[Paper] AgenticOCR: Parsing Only What You Need for Efficient Retrieval-Augmented Generation
Source: arXiv - 2602.24134v1
Overview
The paper introduces AgenticOCR, a new way of handling optical character recognition (OCR) for multimodal Retrieval‑Augmented Generation (RAG).
Instead of always running OCR on an entire page, AgenticOCR parses documents on‑demand, extracting only the text regions that are actually needed to answer a query. This reduces the amount of irrelevant context fed to large language models and cuts down on compute while preserving accuracy.
Key Contributions
- Query‑driven OCR: Transforms OCR from a static, full‑document pass into a dynamic, request‑based operation that extracts just the relevant text snippets.
- Layout‑aware “thinking with images”: Uses a lightweight visual reasoning module to locate regions of interest (tables, figures, paragraphs) before running OCR.
- Decoupled retrieval granularity: Allows retrieval at a finer granularity than whole pages, eliminating the bottleneck of page‑level chunking.
- Integration as a “third building block”: Positions AgenticOCR alongside embedding and reranking modules in the visual document RAG pipeline.
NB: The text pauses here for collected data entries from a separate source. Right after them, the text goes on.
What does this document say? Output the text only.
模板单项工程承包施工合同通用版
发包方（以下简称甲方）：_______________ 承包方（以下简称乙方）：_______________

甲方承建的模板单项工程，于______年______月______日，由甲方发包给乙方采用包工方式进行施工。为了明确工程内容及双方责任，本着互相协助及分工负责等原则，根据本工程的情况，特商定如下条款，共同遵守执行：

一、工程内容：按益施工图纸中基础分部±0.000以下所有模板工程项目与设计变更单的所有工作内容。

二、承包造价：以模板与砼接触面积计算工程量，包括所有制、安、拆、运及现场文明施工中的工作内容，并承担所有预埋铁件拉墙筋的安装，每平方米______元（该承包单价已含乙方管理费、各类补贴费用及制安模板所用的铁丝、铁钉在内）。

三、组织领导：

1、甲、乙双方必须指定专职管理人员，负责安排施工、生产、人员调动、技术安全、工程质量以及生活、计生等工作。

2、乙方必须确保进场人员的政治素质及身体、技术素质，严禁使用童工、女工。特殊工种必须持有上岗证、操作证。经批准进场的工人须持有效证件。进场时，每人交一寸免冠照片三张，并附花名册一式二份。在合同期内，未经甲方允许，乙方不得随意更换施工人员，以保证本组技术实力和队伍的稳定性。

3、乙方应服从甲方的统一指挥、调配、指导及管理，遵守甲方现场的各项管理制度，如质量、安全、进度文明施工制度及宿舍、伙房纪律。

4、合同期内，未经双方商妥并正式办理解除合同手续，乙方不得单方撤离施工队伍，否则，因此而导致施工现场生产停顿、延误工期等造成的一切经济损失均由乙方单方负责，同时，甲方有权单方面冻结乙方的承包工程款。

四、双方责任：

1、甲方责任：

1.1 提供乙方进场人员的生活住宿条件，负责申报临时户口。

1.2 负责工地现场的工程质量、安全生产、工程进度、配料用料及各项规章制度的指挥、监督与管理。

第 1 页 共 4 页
- Empirical gains: Demonstrates both higher retrieval efficiency (fewer visual tokens) and better end‑task accuracy on long‑document benchmarks, matching expert‑level performance.
Methodology
- Initial Visual Retrieval – Given a user query, a standard embedding model retrieves a set of candidate pages from a document collection.
- Layout Analyzer – A lightweight vision transformer scans each retrieved page to produce a structural map (e.g., bounding boxes for headings, tables, paragraphs).
- Agentic Decision Module – A small language model “thinks” about the query together with the layout map, decides which regions are likely to contain the answer, and issues OCR commands only for those boxes.
- On‑Demand OCR – The selected regions are passed to an OCR engine (e.g., Tesseract or a deep OCR model) to obtain text.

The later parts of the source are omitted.